Interrogé par La Repubblica, le ministre de la Santé, Roberto Speranza, a défendu son choix : « Les arguments scientifiques sont très clairs. Le Conseil supérieur de la Santé et les sociétés de gynécologie et d’obstétrique ont exprimé un avis favorable. Ces nouvelles recommandations représentent un progrès important ». La pilule abortive représente actuellement 20% des avortements, la méthode chirurgicale étant la plus répandue.

En Italie, pays de tradition catholique, l’avortement a été légalisé en 1978, mais son recours reste compliqué car 70% des gynécologues invoquent l’objection de conscience pour ne pas le pratiquer, rappelle Le Monde.

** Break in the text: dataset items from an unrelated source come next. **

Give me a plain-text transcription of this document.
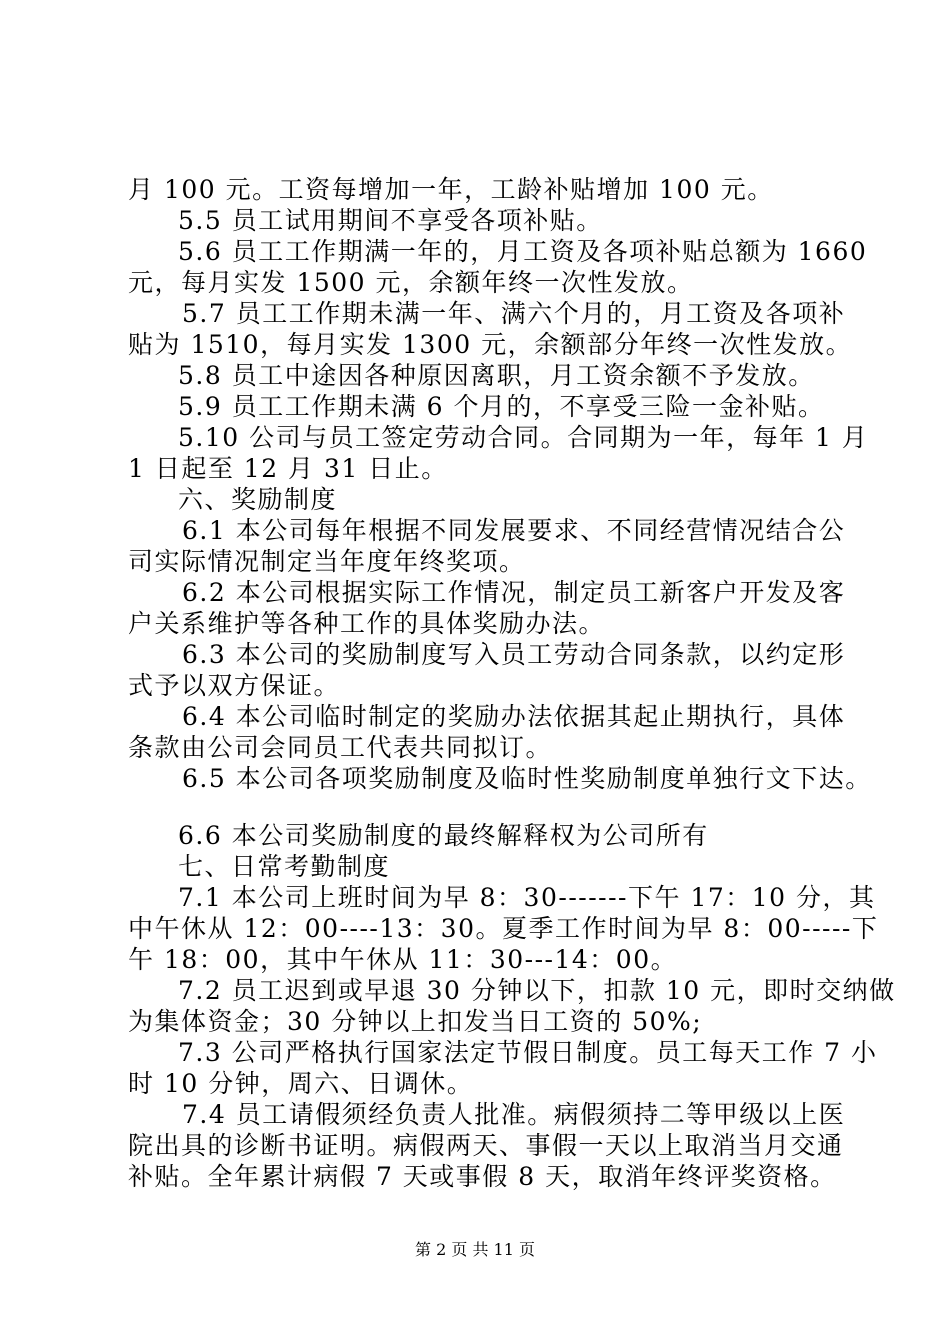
月 100 元。工资每增加一年，工龄补贴增加 100 元。
5.5 员工试用期间不享受各项补贴。
5.6 员工工作期满一年的，月工资及各项补贴总额为 1660
元，每月实发 1500 元，余额年终一次性发放。
5.7 员工工作期未满一年、满六个月的，月工资及各项补
贴为 1510，每月实发 1300 元，余额部分年终一次性发放。
5.8 员工中途因各种原因离职，月工资余额不予发放。
5.9 员工工作期未满 6 个月的，不享受三险一金补贴。
5.10 公司与员工签定劳动合同。合同期为一年，每年 1 月
1 日起至 12 月 31 日止。
六、奖励制度
6.1 本公司每年根据不同发展要求、不同经营情况结合公
司实际情况制定当年度年终奖项。
6.2 本公司根据实际工作情况，制定员工新客户开发及客
户关系维护等各种工作的具体奖励办法。
6.3 本公司的奖励制度写入员工劳动合同条款，以约定形
式予以双方保证。
6.4 本公司临时制定的奖励办法依据其起止期执行，具体
条款由公司会同员工代表共同拟订。
6.5 本公司各项奖励制度及临时性奖励制度单独行文下达。
6.6 本公司奖励制度的最终解释权为公司所有
七、日常考勤制度
7.1 本公司上班时间为早 8：30-------下午 17：10 分，其
中午休从 12：00----13：30。夏季工作时间为早 8：00-----下
午 18：00，其中午休从 11：30---14：00。
7.2 员工迟到或早退 30 分钟以下，扣款 10 元，即时交纳做
为集体资金；30 分钟以上扣发当日工资的 50%;
7.3 公司严格执行国家法定节假日制度。员工每天工作 7 小
时 10 分钟，周六、日调休。
7.4 员工请假须经负责人批准。病假须持二等甲级以上医
院出具的诊断书证明。病假两天、事假一天以上取消当月交通
补贴。全年累计病假 7 天或事假 8 天，取消年终评奖资格。
第 2 页 共 11 页
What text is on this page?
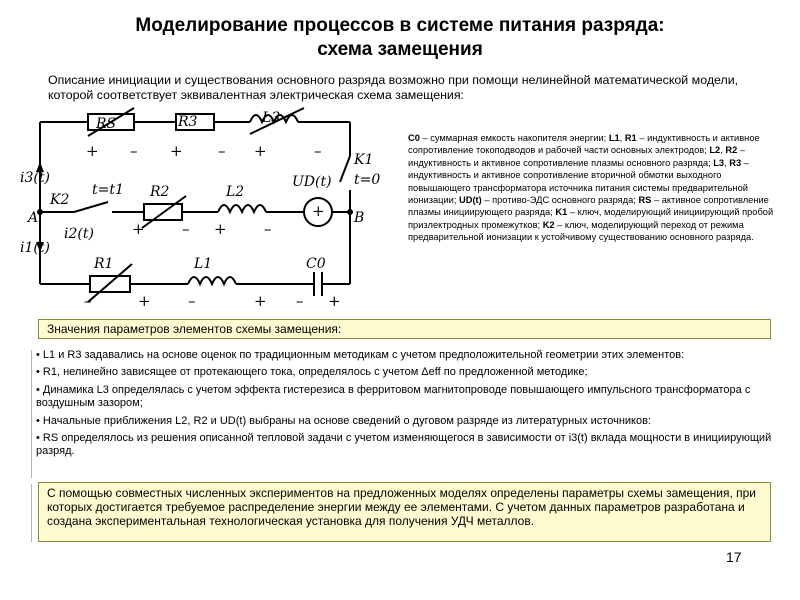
Моделирование процессов в системе питания разряда:
схема замещения
Описание инициации и существования основного разряда возможно при помощи нелинейной математической модели, которой соответствует эквивалентная электрическая схема замещения:
i3(t)
i1(t)
A	B
RS	R3	L3
K1
t=0
UD(t)
K2
t=t1 R2	L2
i2(t)
R1	L1	C0
+ – + – +	–
+
+ – + –
–	+ –	+ – +
C0 – суммарная емкость накопителя энергии; L1, R1 – индуктивность и активное сопротивление токоподводов и рабочей части основных электродов; L2, R2 – индуктивность и активное сопротивление плазмы основного разряда; L3, R3 – индуктивность и активное сопротивление вторичной обмотки выходного повышающего трансформатора источника питания системы предварительной ионизации; UD(t) – противо-ЭДС основного разряда; RS – активное сопротивление плазмы инициирующего разряда; K1 – ключ, моделирующий инициирующий пробой призлектродных промежутков; K2 – ключ, моделирующий переход от режима предварительной ионизации к устойчивому существованию основного разряда.
Значения параметров элементов схемы замещения:
• L1 и R3 задавались на основе оценок по традиционным методикам с учетом предположительной геометрии этих элементов:
• R1, нелинейно зависящее от протекающего тока, определялось с учетом Δeff по предложенной методике;
• Динамика L3 определялась с учетом эффекта гистерезиса в ферритовом магнитопроводе повышающего импульсного трансформатора с воздушным зазором;
• Начальные приближения L2, R2 и UD(t) выбраны на основе сведений о дуговом разряде из литературных источников:
• RS определялось из решения описанной тепловой задачи с учетом изменяющегося в зависимости от i3(t) вклада мощности в инициирующий разряд.
С помощью совместных численных экспериментов на предложенных моделях определены параметры схемы замещения, при которых достигается требуемое распределение энергии между ее элементами. С учетом данных параметров разработана и создана экспериментальная технологическая установка для получения УДЧ металлов.
17
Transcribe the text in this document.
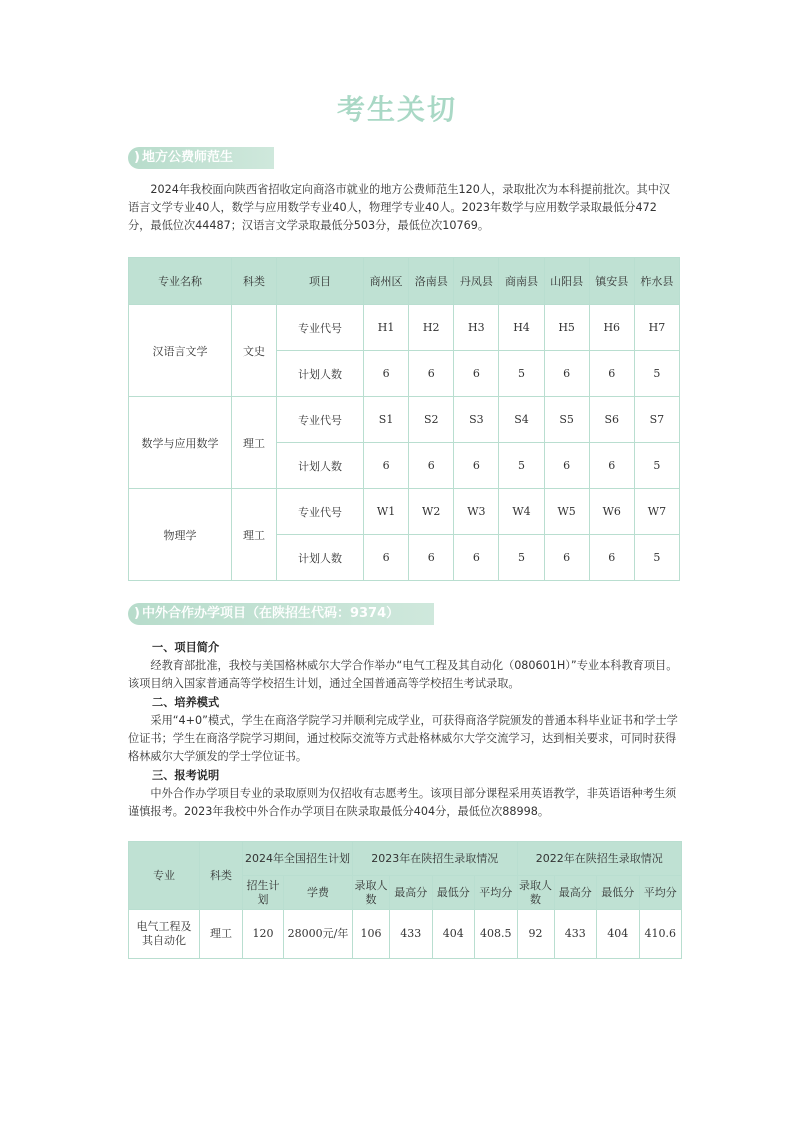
考生关切
) 地方公费师范生

2024年我校面向陕西省招收定向商洛市就业的地方公费师范生120人，录取批次为本科提前批次。其中汉语言文学专业40人，数学与应用数学专业40人，物理学专业40人。2023年数学与应用数学录取最低分472分，最低位次44487；汉语言文学录取最低分503分，最低位次10769。

专业名称	科类	项目	商州区	洛南县	丹凤县	商南县	山阳县	镇安县	柞水县
汉语言文学	文史	专业代号	H1	H2	H3	H4	H5	H6	H7
		计划人数	6	6	6	5	6	6	5
数学与应用数学	理工	专业代号	S1	S2	S3	S4	S5	S6	S7
		计划人数	6	6	6	5	6	6	5
物理学	理工	专业代号	W1	W2	W3	W4	W5	W6	W7
		计划人数	6	6	6	5	6	6	5
) 中外合作办学项目（在陕招生代码：9374）
一、项目简介

经教育部批准，我校与美国格林威尔大学合作举办“电气工程及其自动化（080601H）”专业本科教育项目。该项目纳入国家普通高等学校招生计划，通过全国普通高等学校招生考试录取。

二、培养模式

采用“4+0”模式，学生在商洛学院学习并顺利完成学业，可获得商洛学院颁发的普通本科毕业证书和学士学位证书；学生在商洛学院学习期间，通过校际交流等方式赴格林威尔大学交流学习，达到相关要求，可同时获得格林威尔大学颁发的学士学位证书。

三、报考说明

中外合作办学项目专业的录取原则为仅招收有志愿考生。该项目部分课程采用英语教学，非英语语种考生须谨慎报考。2023年我校中外合作办学项目在陕录取最低分404分，最低位次88998。

专业	科类	2024年全国招生计划		2023年在陕招生录取情况				2022年在陕招生录取情况			
		招生计划	学费	录取人数	最高分	最低分	平均分	录取人数	最高分	最低分	平均分
电气工程及其自动化	理工	120	28000元/年	106	433	404	408.5	92	433	404	410.6
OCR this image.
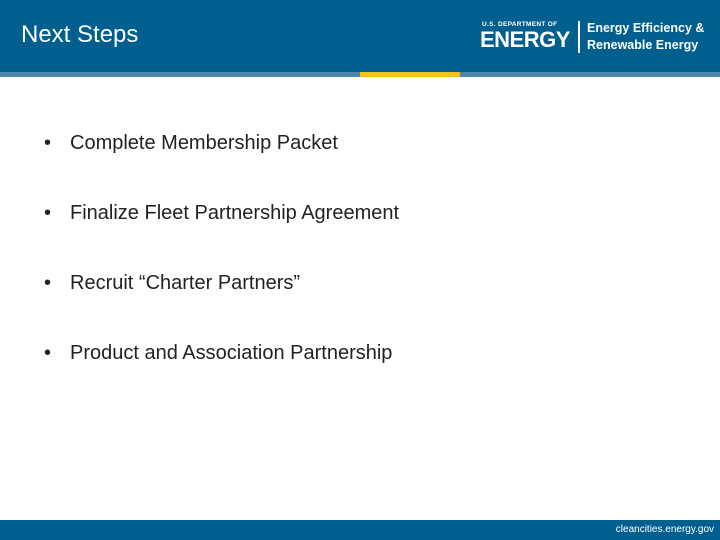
Next Steps	U.S. DEPARTMENT OF
ENERGY Energy Efficiency &
Renewable Energy
• Complete Membership Packet
• Finalize Fleet Partnership Agreement
• Recruit “Charter Partners”
• Product and Association Partnership
cleancities.energy.gov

La décision du gouvernement italien permet aussi de mettre fin aux disparités entre régions, compétentes en matière de santé. En juin, une polémique a éclaté lorsque la présidente de la région Ombrie (Centre), Donatella Tesei, membre de la Ligue (extrême droite), a interdit le recours à la pilule abortive sans hospitalisation. Cette décision, condamnée par les partis de gauche, avait entraîné des manifestations de plusieurs milliers de femmes.